Sticking out the race

Giron says she plans on sticking out the race, but that it is premature to speculate because signatures still need to be verified. She would be given five days from when the secretary of state’s office certifies the election to decide whether to resign office.

In Colorado Springs, the idea of having Morse resign has been floated as a way to keep the seat in Democratic hands. If either Giron or Morse resign, then a vacancy committee would be established and Democrats would preserve the seat. Giron said she isn’t ready to even consider such an idea.

“I have tremendous support from the Democratic Party, so that will just have to be talked about as we go further, when we see the signatures and what kind of strategy,” she said. “I feel extremely supported.”

Giron joked that the recall effort has actually increased her name recognition because of seven billboards placed around the district: “I’ll tell you, people actually know how to pronounce my name now,” she chuckled.

The Pueblo County Democratic Party said that for the moment, it is continuing to fight for Giron, and that it has not considered alternate candidates.

The election itself would be two-part. First it would include a “yes” or “no” question on whether to recall Giron. Then it would contain a list of candidates to replace her. Candidates must collect 1,000 signatures to make the recall ballot.

“At this point we’re still right behind Angela and we will continue to be so until I hear something different,” said Ron Greenwell, chairman of Pueblo County Democrats.
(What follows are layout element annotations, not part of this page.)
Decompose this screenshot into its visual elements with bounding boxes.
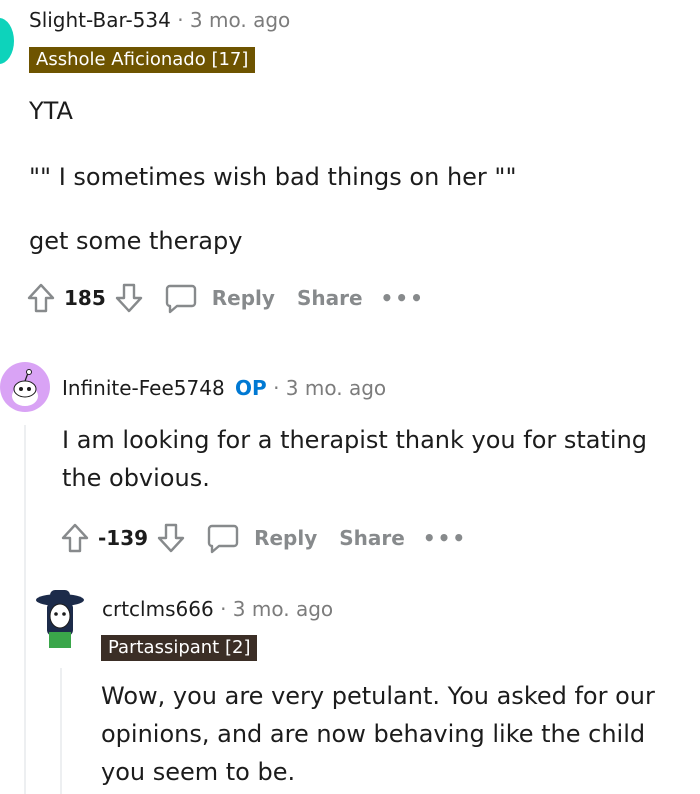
comment-actions: 185 Reply Share ••• xyxy=(26,278,425,318)
character-avatar-icon xyxy=(36,590,84,648)
upvote-icon[interactable] xyxy=(60,522,90,554)
comment-bubble-icon[interactable] xyxy=(164,282,198,314)
comment-paragraph: get some therapy xyxy=(29,227,243,255)
comment-paragraph: YTA xyxy=(29,97,73,125)
comment-body: Wow, you are very petulant. You asked fo… xyxy=(101,677,681,791)
vote-score: -139 xyxy=(98,526,149,550)
avatar[interactable] xyxy=(0,18,14,64)
comment-paragraph: "" I sometimes wish bad things on her "" xyxy=(29,163,517,191)
upvote-icon[interactable] xyxy=(26,282,56,314)
snoo-avatar-icon xyxy=(12,369,38,406)
meta-separator: · xyxy=(273,376,280,400)
username[interactable]: Slight-Bar-534 xyxy=(29,8,171,32)
op-badge: OP xyxy=(235,376,267,400)
username[interactable]: crtclms666 xyxy=(102,597,214,621)
share-button[interactable]: Share xyxy=(297,286,363,310)
thread-line[interactable] xyxy=(24,425,26,794)
meta-separator: · xyxy=(177,8,184,32)
avatar[interactable] xyxy=(0,362,50,412)
comment-meta: crtclms666 · 3 mo. ago xyxy=(102,597,333,623)
username[interactable]: Infinite-Fee5748 xyxy=(62,376,225,400)
timestamp[interactable]: 3 mo. ago xyxy=(286,376,386,400)
downvote-icon[interactable] xyxy=(114,282,144,314)
user-flair: Partassipant [2] xyxy=(101,635,258,661)
comment-body: YTA "" I sometimes wish bad things on he… xyxy=(29,92,669,260)
reply-button[interactable]: Reply xyxy=(212,286,275,310)
avatar[interactable] xyxy=(32,586,88,652)
timestamp[interactable]: 3 mo. ago xyxy=(190,8,290,32)
reply-button[interactable]: Reply xyxy=(254,526,317,550)
timestamp[interactable]: 3 mo. ago xyxy=(233,597,333,621)
vote-score: 185 xyxy=(64,286,106,310)
comment-paragraph: Wow, you are very petulant. You asked fo… xyxy=(101,682,655,786)
downvote-icon[interactable] xyxy=(156,522,186,554)
comment-meta: Infinite-Fee5748 OP · 3 mo. ago xyxy=(62,376,386,402)
share-button[interactable]: Share xyxy=(339,526,405,550)
comment-body: I am looking for a therapist thank you f… xyxy=(62,421,672,497)
more-icon[interactable]: ••• xyxy=(423,526,467,550)
meta-separator: · xyxy=(220,597,227,621)
comment-meta: Slight-Bar-534 · 3 mo. ago xyxy=(29,8,290,34)
more-icon[interactable]: ••• xyxy=(381,286,425,310)
thread-line[interactable] xyxy=(60,668,62,794)
user-flair: Asshole Aficionado [17] xyxy=(29,47,256,73)
comment-bubble-icon[interactable] xyxy=(206,522,240,554)
comment-paragraph: I am looking for a therapist thank you f… xyxy=(62,426,648,492)
comment-actions: -139 Reply Share ••• xyxy=(60,518,467,558)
Greenwell would not speculate on the outcome of the election until after he sees the signatures turned in to the secretary of state’s office: “We’ll have to take a look at the signatures, and if there’s a high percentage of Democrats, then that would basically alert us to something that maybe we’re not in tune with what the Democrats want in this area,” said Greenwell.
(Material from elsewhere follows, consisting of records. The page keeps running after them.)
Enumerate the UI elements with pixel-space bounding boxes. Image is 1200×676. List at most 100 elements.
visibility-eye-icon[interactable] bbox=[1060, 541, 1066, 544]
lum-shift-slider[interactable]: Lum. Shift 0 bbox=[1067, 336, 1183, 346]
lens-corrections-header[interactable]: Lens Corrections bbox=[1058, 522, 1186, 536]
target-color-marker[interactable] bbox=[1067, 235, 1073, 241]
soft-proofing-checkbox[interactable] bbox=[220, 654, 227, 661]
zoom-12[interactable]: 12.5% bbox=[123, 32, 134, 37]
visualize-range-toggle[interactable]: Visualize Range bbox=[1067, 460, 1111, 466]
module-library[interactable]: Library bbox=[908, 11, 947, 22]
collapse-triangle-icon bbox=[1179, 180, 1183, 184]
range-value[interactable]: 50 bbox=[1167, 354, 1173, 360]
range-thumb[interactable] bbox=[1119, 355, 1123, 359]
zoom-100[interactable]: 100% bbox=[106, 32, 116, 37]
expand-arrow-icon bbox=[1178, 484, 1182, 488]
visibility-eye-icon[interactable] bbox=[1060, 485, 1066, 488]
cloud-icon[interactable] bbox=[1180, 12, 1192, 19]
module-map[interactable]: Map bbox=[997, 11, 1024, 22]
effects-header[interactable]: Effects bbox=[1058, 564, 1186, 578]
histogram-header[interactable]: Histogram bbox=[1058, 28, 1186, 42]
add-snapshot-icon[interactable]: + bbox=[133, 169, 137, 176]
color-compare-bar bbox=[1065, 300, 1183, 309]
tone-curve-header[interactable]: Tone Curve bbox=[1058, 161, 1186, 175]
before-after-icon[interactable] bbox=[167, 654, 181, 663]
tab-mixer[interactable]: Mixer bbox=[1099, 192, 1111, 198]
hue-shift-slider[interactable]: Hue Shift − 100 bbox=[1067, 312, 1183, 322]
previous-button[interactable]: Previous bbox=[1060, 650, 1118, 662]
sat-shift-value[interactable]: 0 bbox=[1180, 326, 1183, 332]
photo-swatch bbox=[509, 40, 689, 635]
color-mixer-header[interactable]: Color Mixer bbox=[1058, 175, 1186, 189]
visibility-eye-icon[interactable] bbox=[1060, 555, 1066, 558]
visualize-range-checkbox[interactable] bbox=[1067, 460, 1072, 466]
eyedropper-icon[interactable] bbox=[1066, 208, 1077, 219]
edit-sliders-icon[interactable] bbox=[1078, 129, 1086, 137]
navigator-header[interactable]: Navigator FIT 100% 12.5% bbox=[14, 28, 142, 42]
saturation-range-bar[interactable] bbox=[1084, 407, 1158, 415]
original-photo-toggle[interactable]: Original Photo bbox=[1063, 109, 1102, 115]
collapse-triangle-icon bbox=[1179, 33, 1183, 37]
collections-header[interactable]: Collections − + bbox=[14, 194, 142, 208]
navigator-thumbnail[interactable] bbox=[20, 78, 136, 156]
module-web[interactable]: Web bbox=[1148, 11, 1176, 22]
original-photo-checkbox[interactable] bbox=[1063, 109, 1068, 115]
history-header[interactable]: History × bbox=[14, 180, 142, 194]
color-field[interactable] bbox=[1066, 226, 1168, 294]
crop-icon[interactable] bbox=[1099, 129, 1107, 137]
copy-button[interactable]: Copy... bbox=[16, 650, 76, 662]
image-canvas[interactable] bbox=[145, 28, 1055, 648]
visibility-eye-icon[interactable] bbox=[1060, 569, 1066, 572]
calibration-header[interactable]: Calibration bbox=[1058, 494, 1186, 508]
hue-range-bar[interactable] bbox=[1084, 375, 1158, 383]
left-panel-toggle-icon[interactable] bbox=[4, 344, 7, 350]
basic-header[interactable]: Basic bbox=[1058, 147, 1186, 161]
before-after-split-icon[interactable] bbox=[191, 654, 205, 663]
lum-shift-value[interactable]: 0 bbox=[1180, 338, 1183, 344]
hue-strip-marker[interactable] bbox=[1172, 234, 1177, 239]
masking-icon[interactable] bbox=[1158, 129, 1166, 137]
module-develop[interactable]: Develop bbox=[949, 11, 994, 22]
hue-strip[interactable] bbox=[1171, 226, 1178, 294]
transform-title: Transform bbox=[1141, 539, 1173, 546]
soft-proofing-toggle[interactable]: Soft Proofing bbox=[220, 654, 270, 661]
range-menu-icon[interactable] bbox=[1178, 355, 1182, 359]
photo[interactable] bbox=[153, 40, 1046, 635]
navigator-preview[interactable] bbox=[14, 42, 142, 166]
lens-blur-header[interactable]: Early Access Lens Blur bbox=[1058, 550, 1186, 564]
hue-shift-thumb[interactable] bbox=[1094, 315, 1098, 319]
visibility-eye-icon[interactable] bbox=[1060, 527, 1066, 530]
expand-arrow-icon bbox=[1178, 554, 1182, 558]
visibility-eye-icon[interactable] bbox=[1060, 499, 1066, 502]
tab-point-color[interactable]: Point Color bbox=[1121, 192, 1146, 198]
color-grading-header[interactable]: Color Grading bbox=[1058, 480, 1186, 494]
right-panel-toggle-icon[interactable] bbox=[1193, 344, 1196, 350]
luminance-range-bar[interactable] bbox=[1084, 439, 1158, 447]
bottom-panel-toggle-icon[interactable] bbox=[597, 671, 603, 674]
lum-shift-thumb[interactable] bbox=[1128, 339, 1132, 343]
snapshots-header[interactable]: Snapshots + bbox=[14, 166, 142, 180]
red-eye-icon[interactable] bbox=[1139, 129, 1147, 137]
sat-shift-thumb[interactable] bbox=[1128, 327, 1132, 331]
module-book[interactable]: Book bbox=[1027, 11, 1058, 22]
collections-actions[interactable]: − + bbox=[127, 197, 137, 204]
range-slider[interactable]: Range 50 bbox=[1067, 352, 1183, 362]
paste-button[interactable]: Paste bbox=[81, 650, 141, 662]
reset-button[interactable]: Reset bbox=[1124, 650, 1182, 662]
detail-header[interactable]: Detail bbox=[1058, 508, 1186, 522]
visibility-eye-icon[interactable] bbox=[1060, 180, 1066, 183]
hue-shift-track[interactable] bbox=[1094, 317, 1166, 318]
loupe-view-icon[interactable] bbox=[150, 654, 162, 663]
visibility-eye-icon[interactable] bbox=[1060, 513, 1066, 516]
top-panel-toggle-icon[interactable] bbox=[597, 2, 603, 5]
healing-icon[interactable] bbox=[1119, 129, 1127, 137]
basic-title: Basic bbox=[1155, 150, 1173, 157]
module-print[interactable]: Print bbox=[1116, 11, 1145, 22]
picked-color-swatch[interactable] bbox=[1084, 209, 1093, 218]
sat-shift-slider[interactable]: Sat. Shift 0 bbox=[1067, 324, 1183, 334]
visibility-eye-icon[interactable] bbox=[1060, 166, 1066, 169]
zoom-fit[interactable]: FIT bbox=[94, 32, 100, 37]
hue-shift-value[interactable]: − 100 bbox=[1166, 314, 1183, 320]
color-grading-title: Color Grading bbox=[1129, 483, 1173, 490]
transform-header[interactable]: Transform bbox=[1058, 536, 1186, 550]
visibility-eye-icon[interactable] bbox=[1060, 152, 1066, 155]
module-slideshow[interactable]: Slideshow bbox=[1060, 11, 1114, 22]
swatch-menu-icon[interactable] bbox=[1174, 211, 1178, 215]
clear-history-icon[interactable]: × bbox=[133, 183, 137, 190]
Meanwhile, Republicans say they would like to rally behind a single candidate. George Rivera, a retired Pueblo Police Department deputy chief and a blues musician, has already filed to challenge Giron in 2014. He said he would gladly add his name to the recall election if it is certified.

Rivera notes that the district leans Democratic, but he believes the tide is shifting: “I think this election is rather unique… The Democrats have kind of overstepped their bounds,” he remarked.

“From what I’ve heard and from what I’ve seen, not just on the gun recall but on other issues, they’ve pretty much gone their own way and decided that they know best for the state regardless of what other folks… the Republican side, the opposing side, [say], and people know that this is what they’re doing up there, and I think they’re getting very concerned,” added Rivera.

Becky Mizel, chairwoman of the Pueblo County Republican Party, said the GOP is getting very excited about Rivera. She said opposition to Giron is mounting, especially after she supported raising the rural renewable energy standard, which is expected to increase utility rates.

“She has not been a friend to rural Colorado,” said Mizel. “The vote she helped pass with the green energy bill will directly impact farmers. All of her constituents said, ‘Please do not get on board with that because that is really going to hurt the farming community and hurt food prices.’”

Mizel thinks Republicans in Pueblo have their best shot in years: “We were highly supportive of the effort because we don’t like seeing what’s happening in Pueblo County,” she said. “Leadership has not worked well for us at all.”